OPT-66B
Property | Value |
---|---|
Developer | Meta AI (Facebook) |
Model Type | Decoder-only Transformer |
Training Data | 180B tokens (800GB) |
License | Other (Research Only) |
Paper | Open Pre-trained Transformer Language Models |
What is opt-66b?
OPT-66B is part of Meta AI's Open Pre-trained Transformer (OPT) series, designed to democratize access to large language models. This 66-billion parameter model represents a significant milestone in open-source AI, trained to match GPT-3's capabilities while promoting transparent and responsible AI research.
Implementation Details
The model utilizes a decoder-only transformer architecture trained using causal language modeling on a diverse dataset including BookCorpus, CC-Stories, The Pile, Reddit, and CCNewsV2. It employs GPT2's byte-level BPE tokenization with a 50,272 token vocabulary and processes sequences of 2,048 tokens.

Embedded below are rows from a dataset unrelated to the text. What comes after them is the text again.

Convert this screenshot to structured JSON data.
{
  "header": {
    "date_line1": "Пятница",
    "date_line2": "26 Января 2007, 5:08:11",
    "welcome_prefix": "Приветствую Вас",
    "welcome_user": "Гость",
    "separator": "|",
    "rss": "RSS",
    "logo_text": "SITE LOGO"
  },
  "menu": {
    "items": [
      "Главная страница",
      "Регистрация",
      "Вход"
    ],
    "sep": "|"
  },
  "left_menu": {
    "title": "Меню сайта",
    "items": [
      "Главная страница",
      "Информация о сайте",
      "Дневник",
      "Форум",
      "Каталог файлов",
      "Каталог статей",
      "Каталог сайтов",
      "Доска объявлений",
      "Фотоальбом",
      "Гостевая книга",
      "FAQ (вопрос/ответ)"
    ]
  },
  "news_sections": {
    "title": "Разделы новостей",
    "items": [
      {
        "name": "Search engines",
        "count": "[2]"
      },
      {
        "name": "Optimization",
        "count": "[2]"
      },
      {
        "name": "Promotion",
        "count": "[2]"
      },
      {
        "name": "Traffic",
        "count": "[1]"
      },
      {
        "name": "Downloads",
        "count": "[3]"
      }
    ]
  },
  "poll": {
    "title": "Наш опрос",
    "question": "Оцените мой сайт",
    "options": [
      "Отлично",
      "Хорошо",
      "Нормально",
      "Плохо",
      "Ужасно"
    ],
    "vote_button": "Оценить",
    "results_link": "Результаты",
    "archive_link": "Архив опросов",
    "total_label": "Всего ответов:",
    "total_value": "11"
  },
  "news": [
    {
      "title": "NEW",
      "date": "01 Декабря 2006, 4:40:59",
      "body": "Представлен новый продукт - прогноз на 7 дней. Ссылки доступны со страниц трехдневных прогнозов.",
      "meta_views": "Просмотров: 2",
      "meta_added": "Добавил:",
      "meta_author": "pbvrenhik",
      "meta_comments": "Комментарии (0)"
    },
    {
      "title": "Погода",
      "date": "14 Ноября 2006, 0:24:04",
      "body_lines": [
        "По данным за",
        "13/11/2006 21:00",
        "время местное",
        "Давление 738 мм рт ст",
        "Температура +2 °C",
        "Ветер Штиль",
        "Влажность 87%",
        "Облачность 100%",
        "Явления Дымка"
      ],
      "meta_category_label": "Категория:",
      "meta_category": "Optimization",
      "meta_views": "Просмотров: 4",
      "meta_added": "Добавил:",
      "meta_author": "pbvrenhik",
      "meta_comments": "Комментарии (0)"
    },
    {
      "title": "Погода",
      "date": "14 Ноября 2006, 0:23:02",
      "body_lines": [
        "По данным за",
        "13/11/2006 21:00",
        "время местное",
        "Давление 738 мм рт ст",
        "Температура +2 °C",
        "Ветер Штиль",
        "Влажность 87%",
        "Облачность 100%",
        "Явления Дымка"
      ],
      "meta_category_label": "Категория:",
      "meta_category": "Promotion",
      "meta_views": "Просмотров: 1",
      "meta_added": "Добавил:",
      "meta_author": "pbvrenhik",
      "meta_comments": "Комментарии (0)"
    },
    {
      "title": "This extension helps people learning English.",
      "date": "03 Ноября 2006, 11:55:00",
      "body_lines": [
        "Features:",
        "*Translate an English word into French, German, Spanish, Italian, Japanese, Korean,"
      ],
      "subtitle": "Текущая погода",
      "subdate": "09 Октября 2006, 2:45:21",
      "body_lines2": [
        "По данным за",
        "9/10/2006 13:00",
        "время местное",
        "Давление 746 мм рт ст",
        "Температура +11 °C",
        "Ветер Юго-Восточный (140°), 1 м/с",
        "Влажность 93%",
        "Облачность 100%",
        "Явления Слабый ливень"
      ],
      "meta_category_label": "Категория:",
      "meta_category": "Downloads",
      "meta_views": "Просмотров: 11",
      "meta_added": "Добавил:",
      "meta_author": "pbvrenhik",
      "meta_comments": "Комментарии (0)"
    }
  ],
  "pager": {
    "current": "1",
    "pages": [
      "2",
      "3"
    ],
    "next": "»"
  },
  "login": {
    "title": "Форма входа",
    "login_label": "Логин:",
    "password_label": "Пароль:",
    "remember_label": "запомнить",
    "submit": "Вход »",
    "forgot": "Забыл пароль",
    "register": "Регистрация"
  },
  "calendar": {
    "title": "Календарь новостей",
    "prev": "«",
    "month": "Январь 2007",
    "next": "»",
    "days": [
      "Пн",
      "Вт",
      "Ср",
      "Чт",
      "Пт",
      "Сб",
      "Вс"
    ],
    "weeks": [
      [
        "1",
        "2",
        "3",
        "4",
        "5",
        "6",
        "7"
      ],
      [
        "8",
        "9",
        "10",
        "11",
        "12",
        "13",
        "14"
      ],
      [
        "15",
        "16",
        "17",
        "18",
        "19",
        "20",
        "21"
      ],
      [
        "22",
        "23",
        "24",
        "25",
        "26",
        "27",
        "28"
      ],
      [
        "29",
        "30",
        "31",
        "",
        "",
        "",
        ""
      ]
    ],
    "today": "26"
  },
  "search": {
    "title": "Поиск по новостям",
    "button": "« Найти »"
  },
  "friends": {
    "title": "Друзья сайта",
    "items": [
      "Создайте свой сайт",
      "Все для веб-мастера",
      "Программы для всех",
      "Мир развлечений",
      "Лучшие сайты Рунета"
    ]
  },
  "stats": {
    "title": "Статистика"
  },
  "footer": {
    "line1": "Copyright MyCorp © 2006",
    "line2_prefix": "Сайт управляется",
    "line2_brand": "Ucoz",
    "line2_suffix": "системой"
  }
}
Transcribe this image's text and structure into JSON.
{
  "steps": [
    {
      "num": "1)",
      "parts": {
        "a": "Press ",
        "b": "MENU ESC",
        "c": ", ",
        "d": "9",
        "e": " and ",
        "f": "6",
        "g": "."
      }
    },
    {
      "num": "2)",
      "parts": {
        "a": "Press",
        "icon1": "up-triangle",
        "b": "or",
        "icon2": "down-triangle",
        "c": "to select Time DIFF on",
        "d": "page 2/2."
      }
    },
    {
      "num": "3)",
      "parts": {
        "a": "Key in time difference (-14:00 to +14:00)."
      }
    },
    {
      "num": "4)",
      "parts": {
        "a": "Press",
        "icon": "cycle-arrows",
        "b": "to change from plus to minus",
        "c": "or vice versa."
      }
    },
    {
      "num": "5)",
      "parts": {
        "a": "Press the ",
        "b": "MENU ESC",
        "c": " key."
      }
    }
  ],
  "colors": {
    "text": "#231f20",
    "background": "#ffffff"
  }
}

- Training Infrastructure: 992 80GB A100 GPUs
- Training Duration: ~33 days
- Tokenization: GPT2 byte-level BPE
- Context Window: 2048 tokens
Core Capabilities
- Text Generation and Completion
- Zero-shot and Few-shot Learning
- Natural Language Understanding
- Custom Text Generation with Sampling
Frequently Asked Questions
Q: What makes this model unique?
OPT-66B stands out for being one of the largest open-source language models available for research, offering capabilities similar to GPT-3 while promoting transparency in AI development.
Q: What are the recommended use cases?
The model is best suited for research purposes, text generation tasks, and downstream task fine-tuning. It's particularly useful for studying large language model behavior, bias, and capabilities in a research context.